At the house he found a table set under a big oak tree back of the kitchen. Supper for one was illumined by the rays of a solitary lantern. Aunt Sarah and Aunt Ann, each with a pistol in her lap, sat grimly to one side. Adnah nor Aunt Matilda were anywhere to be seen, and he divined with a thrill that Aunt Matilda was acting as jailer to the young woman until he should be safely off the premises. Evidently she had been hard to manage. Bless the little girl!
He took off his hat as he approached and bowed respectfully.
"I should like you to know who I am," he began.
"You will please to eat your supper without conversation," Aunt Sarah sternly interrupted.
"I wish to pay my addresses to your niece," he protested, but the two ladies, finding rudeness necessary, clasped their hands to their ears.
"Kindly eat," said Aunt Sarah, without removing her hands.
He sat down and glared at the food in despair. He thought he heard Adnah's voice and the sounds of a scuffle in the house, and it gave him inspiration. He arose, and, leaning his hands on the edge of the table, shouted as loudly as he could:
"I am John Melton, of Philadelphia. I will give you as many references as you like. I wish your permission to write to your niece and, later on, to call upon her. May I do so?"
"Are you going to eat your supper?" inquired Aunt Sarah.
He gave up. He could not, as a gentleman, take Aunt Sarah's hands from her ears and make her listen to what he had to say.
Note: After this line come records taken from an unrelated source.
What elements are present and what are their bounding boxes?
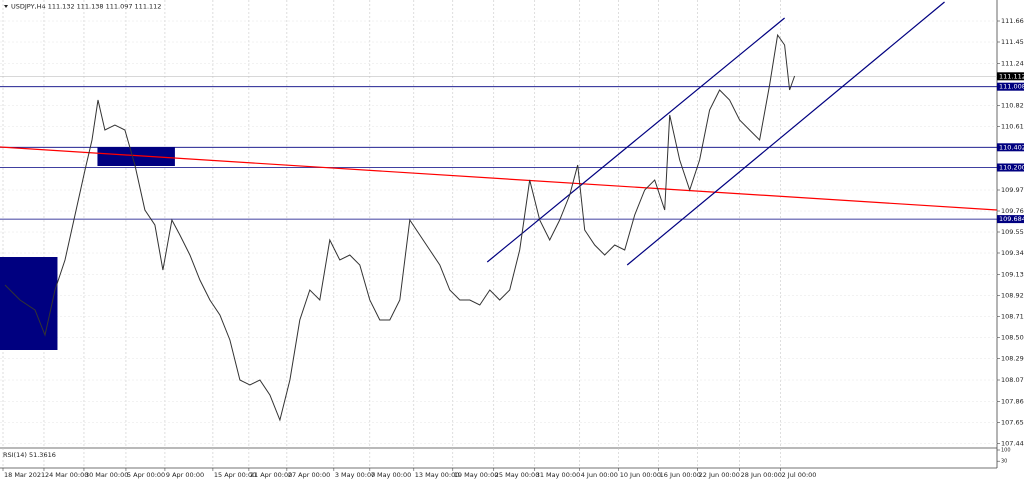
trendline xyxy=(626,1,945,266)
chart-title: USDJPY,H4 111.132 111.138 111.097 111.11… xyxy=(11,3,161,11)
y-tick-label: 111.240 xyxy=(1001,60,1024,68)
y-tick-label: 109.555 xyxy=(1001,228,1024,236)
level-label: 111.008 xyxy=(999,83,1024,91)
level-label-box xyxy=(997,163,1024,172)
x-tick-label: 13 May 00:00 xyxy=(415,471,460,479)
x-tick-label: 3 May 00:00 xyxy=(335,471,375,479)
y-tick-label: 111.665 xyxy=(1001,17,1024,25)
y-tick-label: 110.610 xyxy=(1001,123,1024,131)
x-tick-label: 5 Apr 00:00 xyxy=(127,471,165,479)
y-tick-label: 107.440 xyxy=(1001,440,1024,448)
x-tick-label: 7 May 00:00 xyxy=(371,471,411,479)
level-label-box xyxy=(997,143,1024,152)
x-tick-label: 30 Mar 00:00 xyxy=(85,471,128,479)
level-label: 109.684 xyxy=(999,215,1024,223)
y-tick-label: 110.820 xyxy=(1001,102,1024,110)
y-tick-label: 108.075 xyxy=(1001,376,1024,384)
trendline xyxy=(486,17,785,263)
x-tick-label: 18 Mar 2021 xyxy=(4,471,45,479)
level-label: 110.200 xyxy=(999,164,1024,172)
current-price-box xyxy=(997,72,1024,81)
x-tick-label: 10 Jun 00:00 xyxy=(620,471,661,479)
trendline xyxy=(0,146,998,211)
y-tick-label: 107.650 xyxy=(1001,419,1024,427)
y-tick-label: 111.455 xyxy=(1001,38,1024,46)
x-tick-label: 19 May 00:00 xyxy=(454,471,499,479)
x-tick-label: 22 Jun 00:00 xyxy=(699,471,740,479)
x-tick-label: 4 Jun 00:00 xyxy=(581,471,618,479)
indicator-label: RSI(14) 51.3616 xyxy=(3,451,56,459)
y-tick-label: 108.710 xyxy=(1001,313,1024,321)
x-tick-label: 16 Jun 00:00 xyxy=(660,471,701,479)
indicator-tick-label: 100 xyxy=(1001,448,1011,454)
x-tick-label: 25 May 00:00 xyxy=(495,471,540,479)
y-tick-label: 107.860 xyxy=(1001,398,1024,406)
y-tick-label: 108.920 xyxy=(1001,292,1024,300)
x-tick-label: 2 Jul 00:00 xyxy=(782,471,817,479)
y-tick-label: 108.290 xyxy=(1001,355,1024,363)
level-label-box xyxy=(997,82,1024,91)
y-tick-label: 108.500 xyxy=(1001,334,1024,342)
current-price-label: 111.112 xyxy=(999,72,1024,80)
x-tick-label: 24 Mar 00:00 xyxy=(45,471,88,479)
menu-arrow xyxy=(4,5,8,8)
level-label: 110.402 xyxy=(999,143,1024,151)
y-tick-label: 109.765 xyxy=(1001,207,1024,215)
y-tick-label: 109.975 xyxy=(1001,186,1024,194)
zone-box xyxy=(0,257,58,350)
y-tick-label: 109.345 xyxy=(1001,249,1024,257)
x-tick-label: 21 Apr 00:00 xyxy=(250,471,292,479)
x-tick-label: 15 Apr 00:00 xyxy=(214,471,256,479)
level-label-box xyxy=(997,215,1024,224)
x-tick-label: 28 Jun 00:00 xyxy=(741,471,782,479)
zone-box xyxy=(97,147,175,166)
x-tick-label: 31 May 00:00 xyxy=(536,471,581,479)
y-tick-label: 109.130 xyxy=(1001,271,1024,279)
x-tick-label: 9 Apr 00:00 xyxy=(166,471,204,479)
x-tick-label: 27 Apr 00:00 xyxy=(288,471,330,479)
price-line xyxy=(4,33,796,422)
indicator-tick-label: 30 xyxy=(1001,459,1007,465)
He turned sadly away from the table. The armed escort also arose.
"Please lead the way," requested Aunt Sarah. "The path leads directly from the front of the cottage to the road."
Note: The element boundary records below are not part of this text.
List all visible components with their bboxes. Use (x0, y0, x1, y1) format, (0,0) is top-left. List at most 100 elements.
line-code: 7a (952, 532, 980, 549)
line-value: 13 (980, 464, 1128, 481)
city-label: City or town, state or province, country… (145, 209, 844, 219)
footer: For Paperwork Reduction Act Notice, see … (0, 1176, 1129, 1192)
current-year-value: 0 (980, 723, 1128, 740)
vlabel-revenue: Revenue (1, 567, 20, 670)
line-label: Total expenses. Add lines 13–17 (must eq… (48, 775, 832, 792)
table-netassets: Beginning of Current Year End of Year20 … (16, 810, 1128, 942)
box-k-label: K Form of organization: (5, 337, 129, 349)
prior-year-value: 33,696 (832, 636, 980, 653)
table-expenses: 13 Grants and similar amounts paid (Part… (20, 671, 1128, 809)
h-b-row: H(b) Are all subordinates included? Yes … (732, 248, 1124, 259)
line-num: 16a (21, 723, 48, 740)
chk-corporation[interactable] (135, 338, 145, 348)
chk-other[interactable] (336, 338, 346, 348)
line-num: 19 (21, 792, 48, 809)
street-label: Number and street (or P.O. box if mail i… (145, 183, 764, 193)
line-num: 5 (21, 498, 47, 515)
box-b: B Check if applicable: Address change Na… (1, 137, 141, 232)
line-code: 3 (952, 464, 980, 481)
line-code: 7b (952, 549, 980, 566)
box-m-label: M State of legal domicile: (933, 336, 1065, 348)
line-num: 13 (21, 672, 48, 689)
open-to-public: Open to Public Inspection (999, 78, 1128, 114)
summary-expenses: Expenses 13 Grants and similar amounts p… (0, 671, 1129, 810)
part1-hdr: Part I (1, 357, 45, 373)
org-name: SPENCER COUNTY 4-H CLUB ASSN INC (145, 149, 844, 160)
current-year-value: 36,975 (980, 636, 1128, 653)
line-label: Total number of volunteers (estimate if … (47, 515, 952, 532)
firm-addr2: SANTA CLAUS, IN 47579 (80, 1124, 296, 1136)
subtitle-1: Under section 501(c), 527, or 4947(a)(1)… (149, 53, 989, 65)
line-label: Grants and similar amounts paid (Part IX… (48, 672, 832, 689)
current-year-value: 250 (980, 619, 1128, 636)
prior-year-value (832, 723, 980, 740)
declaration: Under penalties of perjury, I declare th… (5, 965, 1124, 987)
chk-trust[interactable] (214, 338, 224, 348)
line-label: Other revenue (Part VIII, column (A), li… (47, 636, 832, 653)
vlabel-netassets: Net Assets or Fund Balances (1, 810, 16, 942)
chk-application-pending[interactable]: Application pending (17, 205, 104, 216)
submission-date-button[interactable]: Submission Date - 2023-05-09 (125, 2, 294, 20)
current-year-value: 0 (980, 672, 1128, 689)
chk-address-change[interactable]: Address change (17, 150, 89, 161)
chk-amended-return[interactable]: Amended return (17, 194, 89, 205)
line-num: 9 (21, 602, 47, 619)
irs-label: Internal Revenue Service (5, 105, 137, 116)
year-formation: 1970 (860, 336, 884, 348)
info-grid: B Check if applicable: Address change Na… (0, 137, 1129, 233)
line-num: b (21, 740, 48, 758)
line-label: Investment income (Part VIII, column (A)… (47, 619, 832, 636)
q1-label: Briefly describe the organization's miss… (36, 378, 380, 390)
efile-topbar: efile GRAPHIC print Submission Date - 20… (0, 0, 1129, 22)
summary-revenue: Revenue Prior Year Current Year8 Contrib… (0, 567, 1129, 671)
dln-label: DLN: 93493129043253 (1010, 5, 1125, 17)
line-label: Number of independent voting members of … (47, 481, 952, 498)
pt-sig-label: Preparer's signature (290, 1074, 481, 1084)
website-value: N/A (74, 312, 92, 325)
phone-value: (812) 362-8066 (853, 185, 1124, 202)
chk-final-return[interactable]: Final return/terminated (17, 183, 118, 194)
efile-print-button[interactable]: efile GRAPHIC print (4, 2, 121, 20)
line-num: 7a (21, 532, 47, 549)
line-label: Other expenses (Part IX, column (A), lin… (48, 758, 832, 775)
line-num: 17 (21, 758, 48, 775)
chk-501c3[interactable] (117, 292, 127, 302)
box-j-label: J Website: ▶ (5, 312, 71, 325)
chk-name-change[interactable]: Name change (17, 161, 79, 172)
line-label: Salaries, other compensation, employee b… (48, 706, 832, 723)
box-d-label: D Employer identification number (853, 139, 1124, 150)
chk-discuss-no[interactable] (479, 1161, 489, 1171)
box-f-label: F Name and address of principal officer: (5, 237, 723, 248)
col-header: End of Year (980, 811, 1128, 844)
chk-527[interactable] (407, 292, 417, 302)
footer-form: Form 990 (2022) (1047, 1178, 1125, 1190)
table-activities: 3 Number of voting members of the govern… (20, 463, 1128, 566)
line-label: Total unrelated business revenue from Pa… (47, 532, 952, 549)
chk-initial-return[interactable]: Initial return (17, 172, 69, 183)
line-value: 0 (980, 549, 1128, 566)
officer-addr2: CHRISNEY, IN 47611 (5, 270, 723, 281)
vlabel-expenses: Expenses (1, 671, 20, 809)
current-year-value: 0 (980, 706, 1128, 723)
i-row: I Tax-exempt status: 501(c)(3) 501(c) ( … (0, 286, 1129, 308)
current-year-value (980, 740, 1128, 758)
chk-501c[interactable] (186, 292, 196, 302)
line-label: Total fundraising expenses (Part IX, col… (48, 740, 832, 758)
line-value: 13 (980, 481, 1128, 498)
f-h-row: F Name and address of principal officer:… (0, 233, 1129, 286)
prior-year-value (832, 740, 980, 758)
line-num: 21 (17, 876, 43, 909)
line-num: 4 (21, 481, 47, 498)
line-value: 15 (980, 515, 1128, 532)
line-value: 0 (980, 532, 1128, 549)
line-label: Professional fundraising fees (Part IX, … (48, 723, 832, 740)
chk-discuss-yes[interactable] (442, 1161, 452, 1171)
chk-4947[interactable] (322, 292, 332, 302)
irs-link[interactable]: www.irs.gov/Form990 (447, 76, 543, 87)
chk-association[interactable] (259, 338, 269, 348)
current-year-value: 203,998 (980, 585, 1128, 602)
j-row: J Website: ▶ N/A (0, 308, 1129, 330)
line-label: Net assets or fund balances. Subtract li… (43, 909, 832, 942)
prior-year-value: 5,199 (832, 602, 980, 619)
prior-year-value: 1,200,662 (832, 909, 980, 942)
He had stalked, in dismal silence, almost half way down the winding avenue of trees, moodily watching the gigantic shadows of his limbs leaping jerkily among the shrubbery, when it occurred to him that the women could scarcely carry the lantern and pistols and still hold their ears.
"I am John Melton, of Philadelphia," he shouted, and looked back to address them more directly. Alas, the pistols reposed in the pockets of the two prim aprons, the lantern smoked askew at Aunt Sarah's waist, and both women were holding their hands to their ears!
He could not know that they had been whispering about him, however, and really, for man-haters, their remarks had been very complimentary. Not even that ridiculous costume could hide his athletic figure, his good carriage and pleasant address.
They were nearing the road when they heard a woman's voice shrieking for them to wait, and presently Aunt Matilda came running after them, breathless and excited.
"You must come back to the house at once, all of you," she panted. "Adnah is wildly hysterical. She insists that she must have this young man, monster or no monster—that she will die without him. I truly believe that she would!"
"Nonsense!" exclaimed Aunt Sarah. "Come on, then!"
It was Aunt Sarah who swiftly and anxiously led the way. At the door of the parlor she paused and confronted the young man.
"Remember," she warned, "that however impulsive our poor, misguided niece may appear, you must not kiss her!"
Without waiting for reply she opened the door for him. Adnah, smiling happily through the last of her tears, sprang to meet him, and, seizing his hand, drew him down on the couch beside her.
"I'm going to keep you here always, now," she declared with pretty authority, as she locked her arm in his and interlaced their fingers.
He looked around at the aunts and suddenly longed for his own clothes. They had drawn their chairs in a close semi-circle about the couch and were helplessly staring. He felt the hot blood burning in his cheeks, on his temples, down the back of his neck.